As some could guess, holidays are hard for angel’s mommies.
I see so many pictures and updates of all of my friends babies who are close to the age my sons would be now. They’re all growing fast, they all have their parents 100% attention and affection 100% of the time, and they’re all (of course) alive.
It hurts, that’s true enough, and I hate that it does. I don’t want to hurt when I see cute little ones. I don’t want those new mothers to look at me and wonder if I hate them, which I never could. I could never hate someone for their blessing. A blessing I have been deprived of. What I am, and not proud of, is envious. I am jealous of the way their whole world is consumed by the tiny miracle they brought into the world. I’m jealous of the milestones, jealous of the “firsts,” and of the life they are blessed with.
And through all of it, you know what I’ve realized?
— I’m tired.
I’m tired of hurting. I’m tired of crying. I’m tired of wishing. I’m tired of wanting.
Do I think that because I’m tired of it all that it will end? No, not for a second.
But, I do believe I have power over how the grieving effects me.
I don’t have to be tired. I don’t have to cry all the time or go through life moping.

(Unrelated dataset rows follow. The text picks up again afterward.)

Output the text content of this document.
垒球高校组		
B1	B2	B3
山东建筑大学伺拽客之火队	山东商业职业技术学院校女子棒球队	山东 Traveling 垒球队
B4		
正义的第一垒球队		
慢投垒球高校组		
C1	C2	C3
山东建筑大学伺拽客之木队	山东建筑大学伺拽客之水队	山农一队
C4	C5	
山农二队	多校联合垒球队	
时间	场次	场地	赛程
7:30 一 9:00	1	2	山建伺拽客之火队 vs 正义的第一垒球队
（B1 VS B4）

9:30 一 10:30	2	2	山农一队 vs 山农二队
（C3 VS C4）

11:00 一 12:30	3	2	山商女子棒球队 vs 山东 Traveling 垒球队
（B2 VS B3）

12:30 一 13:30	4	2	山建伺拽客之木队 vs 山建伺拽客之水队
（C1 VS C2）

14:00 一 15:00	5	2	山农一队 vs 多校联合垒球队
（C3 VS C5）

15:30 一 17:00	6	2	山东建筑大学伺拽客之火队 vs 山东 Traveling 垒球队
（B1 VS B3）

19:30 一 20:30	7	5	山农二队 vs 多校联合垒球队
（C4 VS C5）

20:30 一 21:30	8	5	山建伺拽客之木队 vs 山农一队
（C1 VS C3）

I am learning to be energetic. I am learning to have hope. I am learning not to be scared of moving forward. I am learning that they will always be mine, even when I do go on with a life they are not in.
I hate it in a lot of ways. It is harder than anything I’ve done- living a life I never planed on having back. The “newly wed” phase back, and nobody to worry about but myself and my husband. I have been scared out of my mind about the prospect of going back to full time school in January. I shouldn’t be able to do that. I have had to drag myself to gatherings and missionary reunions because I never planed on going without two carseats and a lot of hassle. The life I lead now is a life I WANTED to leave behind. Many mothers look back and say they never appreciated the control and freedom they had. I gave that up. And God gave it back.
I’ve put all my trust in God and will proceed in life whatever way He leads.
That’s one big thing I’ve had to learn over and over, because I thought I’d put my full trust in the Lord a year ago with my marriage and timing of everything. But I’m still a planner and I still tried to control some uncontrollable aspects of my life. And so, the Lord is still teaching me trust. Teaching me that His plan is always superior to whatever I’d planned.
It is true, that time alone can heal. Although I don’t believe “healing” is what is happening. It is more like learning to live with part of my heart gone from this earth.
I do trust that, one day, I will have living children to care for. That day couldn’t come fast enough. I do trust that my perfect missionary pair, my little angels, were needed for some amazing cause and I will one day be proud of the decision I made to live without them for a time to be able to be with them for eternity. Most of all I hope, and trust, that this pain I feel will only be “but a moment” in the grand scheme.
I challenge you to trust a little more. In all of our lives there is something that seems out of our hands, something that has big effect on the rest of our lives… Trust that the Lord will direct you onto the path you need to be traveling.